Tuna Tartare a Total Star

Tis the season to get the Feast of the Seven Fishes onnnnnnnn.

My planning for the festivities has begun, and I thought I would share with all of you the sleeper hit from  my 2017 spread: Tuna Tartare.

I've had the privilege and honor to be the Feast of the Seven Fishes hostess with the mostess in my family for the second year now. Previously, I schlepped a bunch of food to my sister's house.

I love the tradition of this holiday so much. Basically, some Southern Italian peeps decided to eat at least seven fishes on Christmas Eve until you can't eat no more. There are a lot of contradictions as to why this practice takes place but it has to do with the number 7 and the Bible and the Sacraments and holy numbers and really, no one really knows.

So Tuna Tartare. This was not a traditional dish in my family's Feast of the Seven Fishes menu. But after last year's debut, it totally is now!

If you skeeve fish in the raw form, you may want to move it along. But if you love the freshness and the lightness and the amazingness that is uncooked tuna, this jam is for you. Be sure to get it from your must trustworthy fishmonger.

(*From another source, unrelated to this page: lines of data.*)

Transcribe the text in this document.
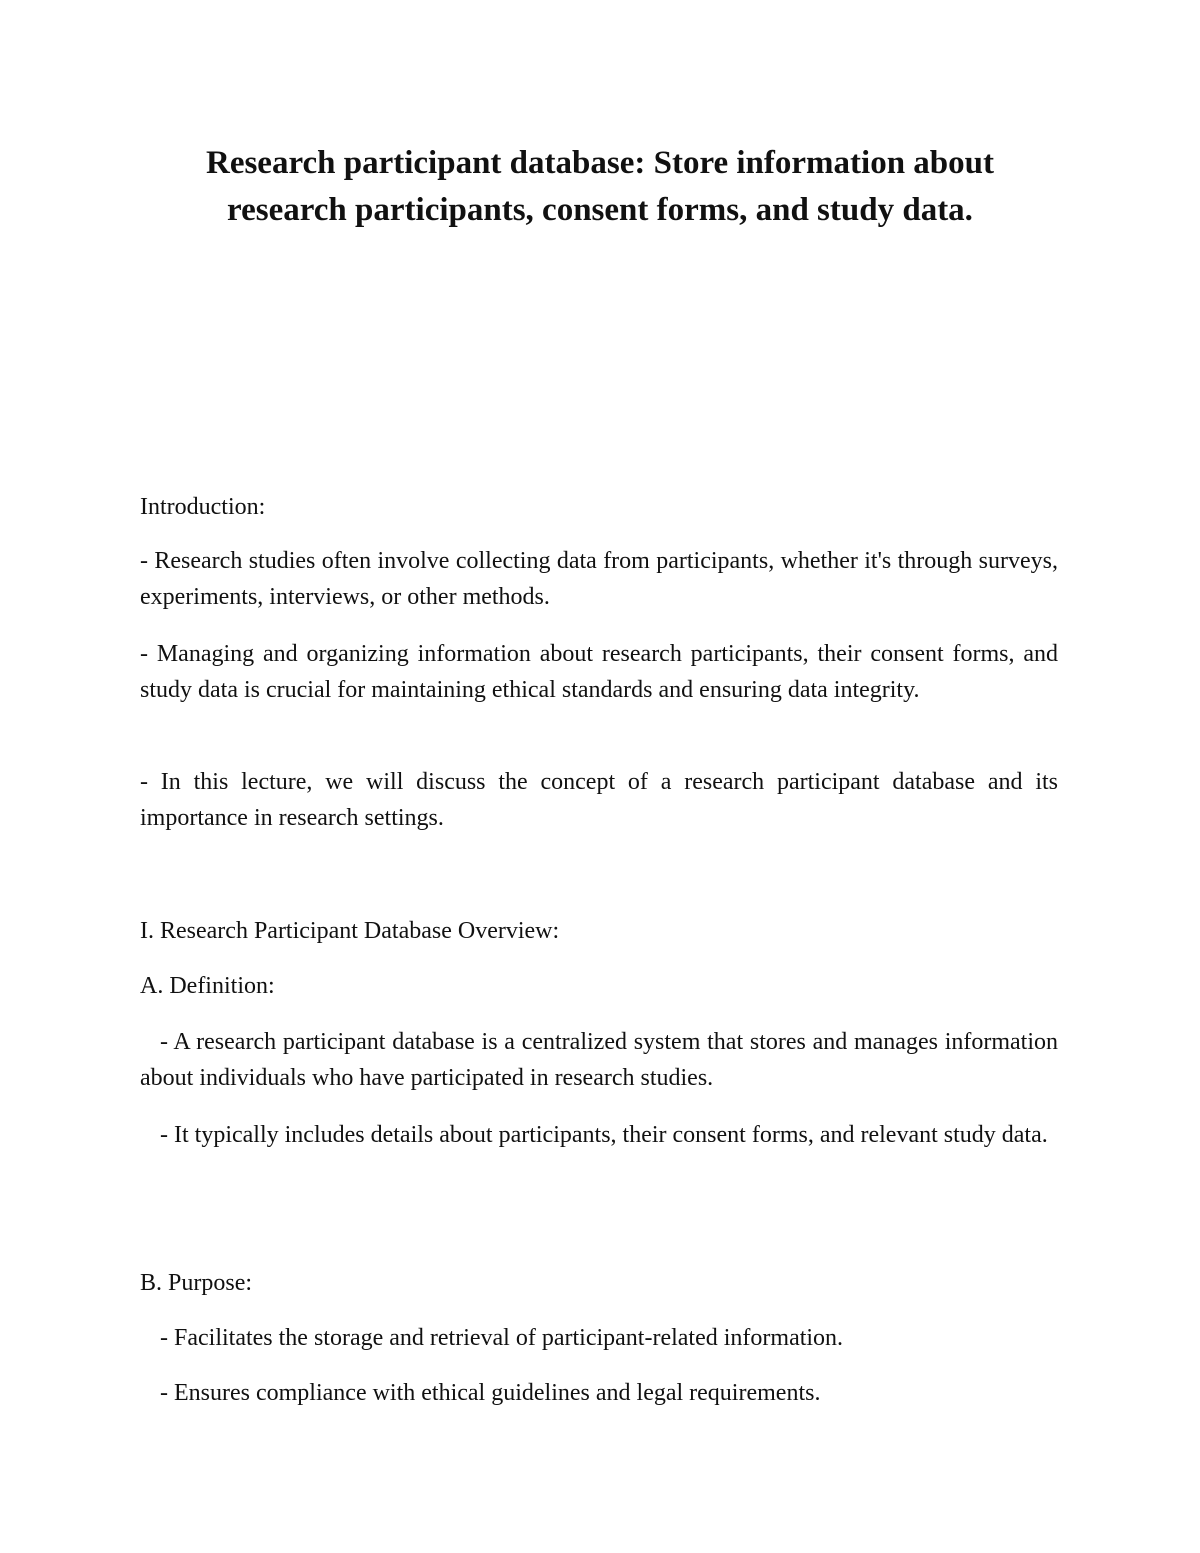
Research participant database: Store information about
research participants, consent forms, and study data.

Introduction:

- Research studies often involve collecting data from participants, whether it's through surveys, experiments, interviews, or other methods.

- Managing and organizing information about research participants, their consent forms, and study data is crucial for maintaining ethical standards and ensuring data integrity.

- In this lecture, we will discuss the concept of a research participant database and its importance in research settings.

I. Research Participant Database Overview:

A. Definition:

- A research participant database is a centralized system that stores and manages information about individuals who have participated in research studies.

- It typically includes details about participants, their consent forms, and relevant study data.

B. Purpose:

- Facilitates the storage and retrieval of participant-related information.

- Ensures compliance with ethical guidelines and legal requirements.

I followed this recipe to the T, except, I used just basil and zero mint. Mint is always so freakin' hard to find in Jersey and it was beyond skeevy last year up in my markets. But if you get your hands on the gorgeous mint, go for it. I used the olive oil. The recipe says it's optional, but I say no way, Jose.

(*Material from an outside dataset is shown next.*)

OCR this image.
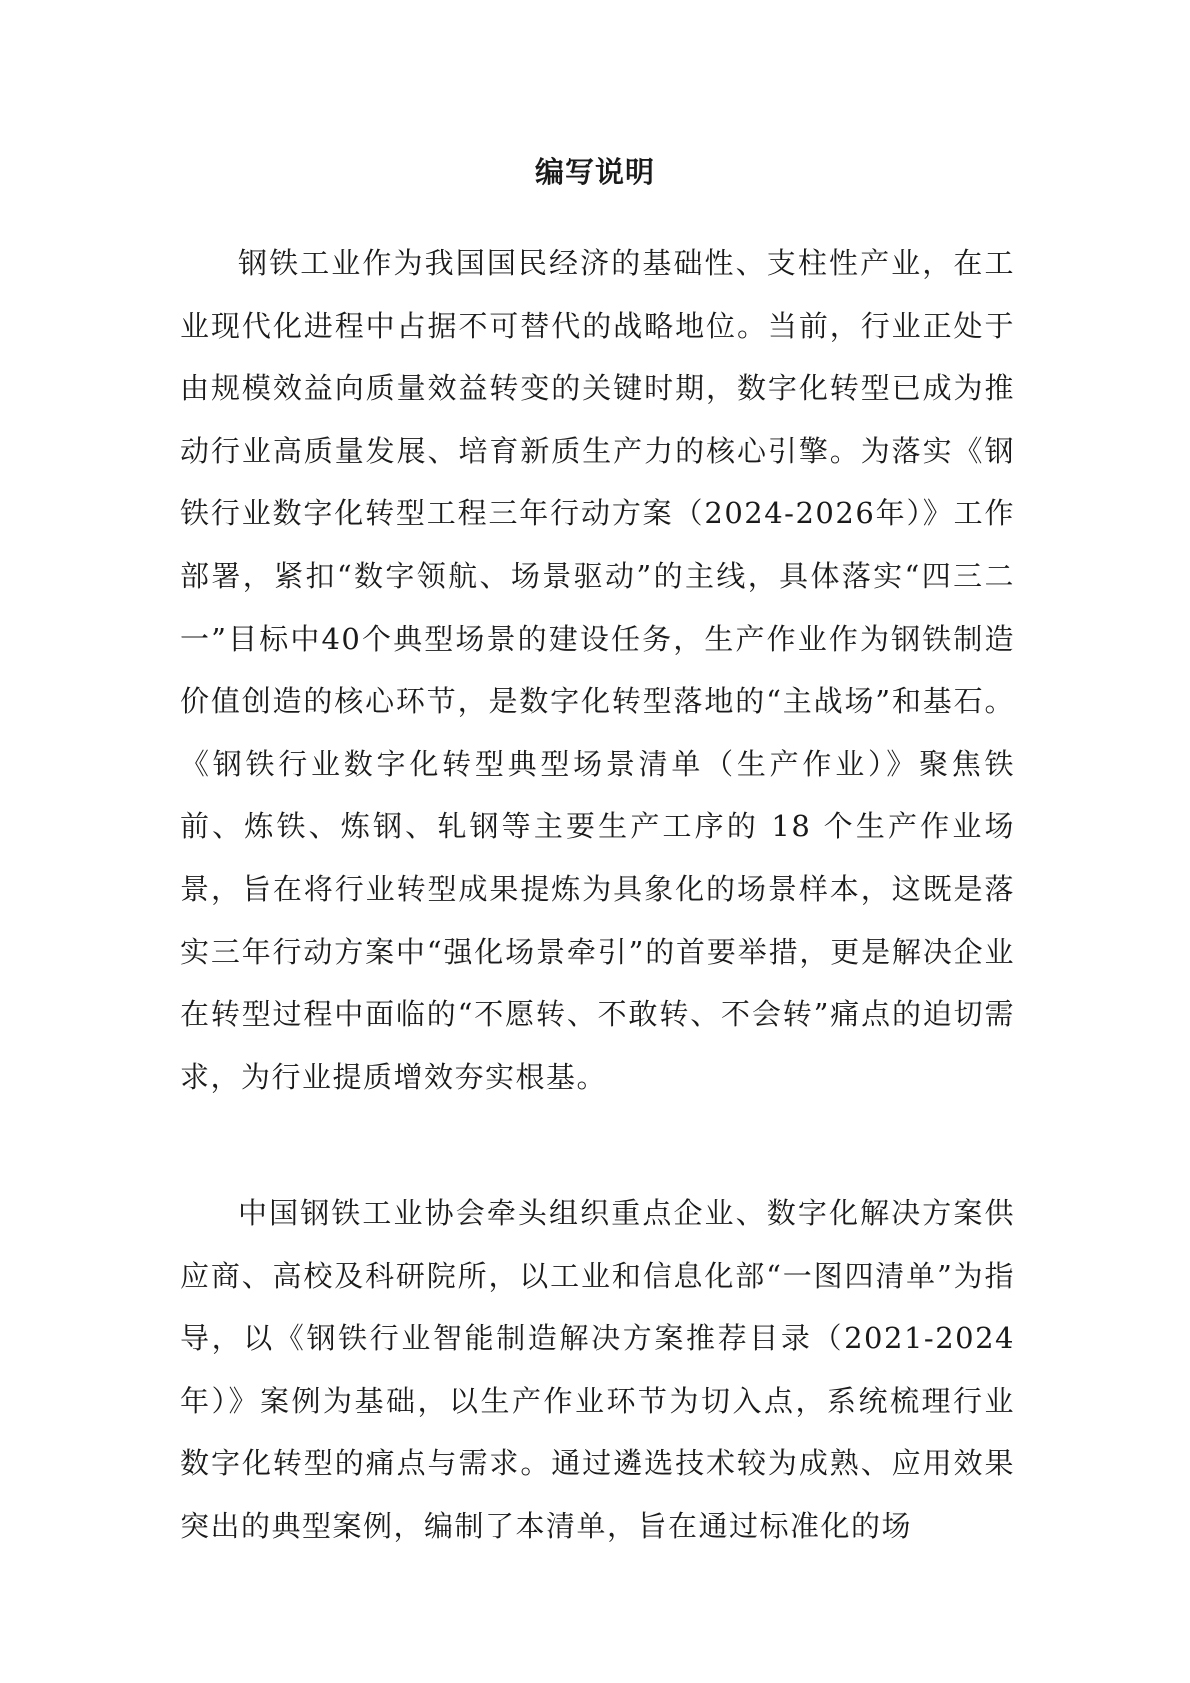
编写说明

钢铁工业作为我国国民经济的基础性、支柱性产业，在工业现代化进程中占据不可替代的战略地位。当前，行业正处于由规模效益向质量效益转变的关键时期，数字化转型已成为推动行业高质量发展、培育新质生产力的核心引擎。为落实《钢铁行业数字化转型工程三年行动方案（2024-2026年）》工作部署，紧扣“数字领航、场景驱动”的主线，具体落实“四三二一”目标中40个典型场景的建设任务，生产作业作为钢铁制造价值创造的核心环节，是数字化转型落地的“主战场”和基石。《钢铁行业数字化转型典型场景清单（生产作业）》聚焦铁前、炼铁、炼钢、轧钢等主要生产工序的 18 个生产作业场景，旨在将行业转型成果提炼为具象化的场景样本，这既是落实三年行动方案中“强化场景牵引”的首要举措，更是解决企业在转型过程中面临的“不愿转、不敢转、不会转”痛点的迫切需求，为行业提质增效夯实根基。

中国钢铁工业协会牵头组织重点企业、数字化解决方案供应商、高校及科研院所，以工业和信息化部“一图四清单”为指导，以《钢铁行业智能制造解决方案推荐目录（2021-2024年）》案例为基础，以生产作业环节为切入点，系统梳理行业数字化转型的痛点与需求。通过遴选技术较为成熟、应用效果突出的典型案例，编制了本清单，旨在通过标准化的场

My Tuna Tartare comes from the "Extra Virgin" cookbook by Gabriele Corcos and Debi Mazar (you know, Madonna's home girl from back in the day). Fab cookbook. I strongly recommend!

I like doing this one for the huge holiday that is Christmas Eve because it is not only delish but so easy to put together. Sometimes you need a few recipes in your repertoire that take just a handful of minutes when you are preparing many other time-consuming dishes. And this one is a total knockout!



Tuna Tartare
Serves 6 to 8
From "Extra Virgin"
By Gabriele Corcos and Debi Mazar

2 tuna steaks (3/4 pound each), 1 1/4 inches thick, finely diced
2 lemons, 1 zested and 1 cut into wedges for squeezing
10 fresh mint leaves, finely sliced (chiffonade-style), plus sprigs for garnish
6 fresh basil leaves, finely sliced (chiffonade-style), plus sprigs for garnish
Sea salt and freshly ground black pepper
2 Tbsp. extra virgin olive oil (optional)
Flatbread crackers, broken into bite-size pieces

In a large bowl, combine the tuna, lemon zest, mint and basil. Stir gently. Season with salt and pepper to taste. If using olive oil, add it now.

Spoon generous portions of the tartare onto the cracker pieces.

Serve immediately with a squeeze of lemon, and garnish with the mint and basil sprigs.